Risk & Compliance

The Staggering of Staggered Boards

The election of board members in differing years may be on the way out. But many companies that agreed to elect their entire boards in a single yea...
Stephen TaubOctober 29, 2004

A growing number of companies is agreeing to eliminate the practice of staggering the years in which individual board members are elected.

Indeed, the percentage of companies in the S&P 500 that have classified, or staggered, boards fell from 63 percent in 2001 to 60 percent in 2003, according to the Investor Responsibility Research Center (IRRC).

The trend seems to suggest that companies might no longer feel the need of board staggering as a defense against hostile takeovers. Many companies staggered their boards in the first place mainly to guard against takeover attempts, since the practice makes it hard for the prospective acquirer to stage a proxy fight if only a minority of directors comes up for re-election in a given year.

In that case, the acquirer couldn’t gain a majority of the board in one year. It would need to do it over two years, which is expensive from a filing standpoint and ties up investment capital for two or more years.

Even though many companies have announced plans to declassify their boards, however, a large percentage aren’t implementing their new policies as quickly as many might have anticipated. More than 80 percent of all companies that have declassified their boards this year as a direct result of a proxy proposal are not planning to implement the change immediately, according to data culled by New York City-based TrueCourse, Inc.

“A common misperception is that once a company implements a change to declassify their board, the change is immediate and absolute,” points out sharkrepellent.net, TrueCourse’s Web site. “This is not always the case.”

The Web site notes that just 17.2 percent of companies have implemented the change immediately and elected their entire boards for a one-year term at their 2004 annual meetings. Among those that immediately declassified their boards include Dynamic Materials Corp., Harken Energy Group, and United Auto Group, Inc., according to the Web site.

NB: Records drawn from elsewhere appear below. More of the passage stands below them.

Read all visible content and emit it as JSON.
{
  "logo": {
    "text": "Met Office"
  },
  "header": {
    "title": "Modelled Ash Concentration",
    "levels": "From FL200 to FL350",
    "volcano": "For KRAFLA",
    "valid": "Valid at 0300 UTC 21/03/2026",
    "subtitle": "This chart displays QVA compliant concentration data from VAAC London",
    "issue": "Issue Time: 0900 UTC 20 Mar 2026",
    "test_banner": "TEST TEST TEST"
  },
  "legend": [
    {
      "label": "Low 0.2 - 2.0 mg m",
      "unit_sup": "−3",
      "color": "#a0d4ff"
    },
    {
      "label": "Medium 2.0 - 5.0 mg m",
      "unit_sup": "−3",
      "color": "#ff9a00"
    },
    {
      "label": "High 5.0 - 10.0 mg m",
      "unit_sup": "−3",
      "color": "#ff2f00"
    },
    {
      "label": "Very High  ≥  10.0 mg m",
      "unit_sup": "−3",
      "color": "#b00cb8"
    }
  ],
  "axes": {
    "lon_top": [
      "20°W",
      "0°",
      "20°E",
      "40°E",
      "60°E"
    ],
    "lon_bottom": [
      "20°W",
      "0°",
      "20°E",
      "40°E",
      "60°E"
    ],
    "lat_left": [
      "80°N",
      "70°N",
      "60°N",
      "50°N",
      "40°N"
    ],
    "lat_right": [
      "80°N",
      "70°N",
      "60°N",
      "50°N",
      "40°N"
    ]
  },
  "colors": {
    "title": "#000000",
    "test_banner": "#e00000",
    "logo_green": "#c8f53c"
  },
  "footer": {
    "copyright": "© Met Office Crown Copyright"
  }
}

However, others plan to implement the change over the next few years. For example, Lucent Technologies Inc., Safeway Inc. and SBC Communications elected directors whose terms were slated to expire at the 2004 annual meeting for one-year terms. At the same time, they asked those directors whose terms are set to expire in the future to resign and stand for re-election at the 2005 annual meeting, thus implementing the new policy at that time, according to sharkrepellent.net.

Merck & Co, Inc., Xcel Energy Inc. and Sapient Corp. are permitting their directors to serve their full terms before making the changeover to one-year terms. That means their boards will still be classified for two more years.

Yet another 15.5 percent of companies, including FirstEnergy Corp., Manor Care, Inc. and The Dow Chemical Co., that voted to declassify in 2004, will allow the directors elected this year to serve a full three-year term. Thus, those companies won’t fully declassify until their 2007 annual meetings, Sharkrepellent.net pointed out.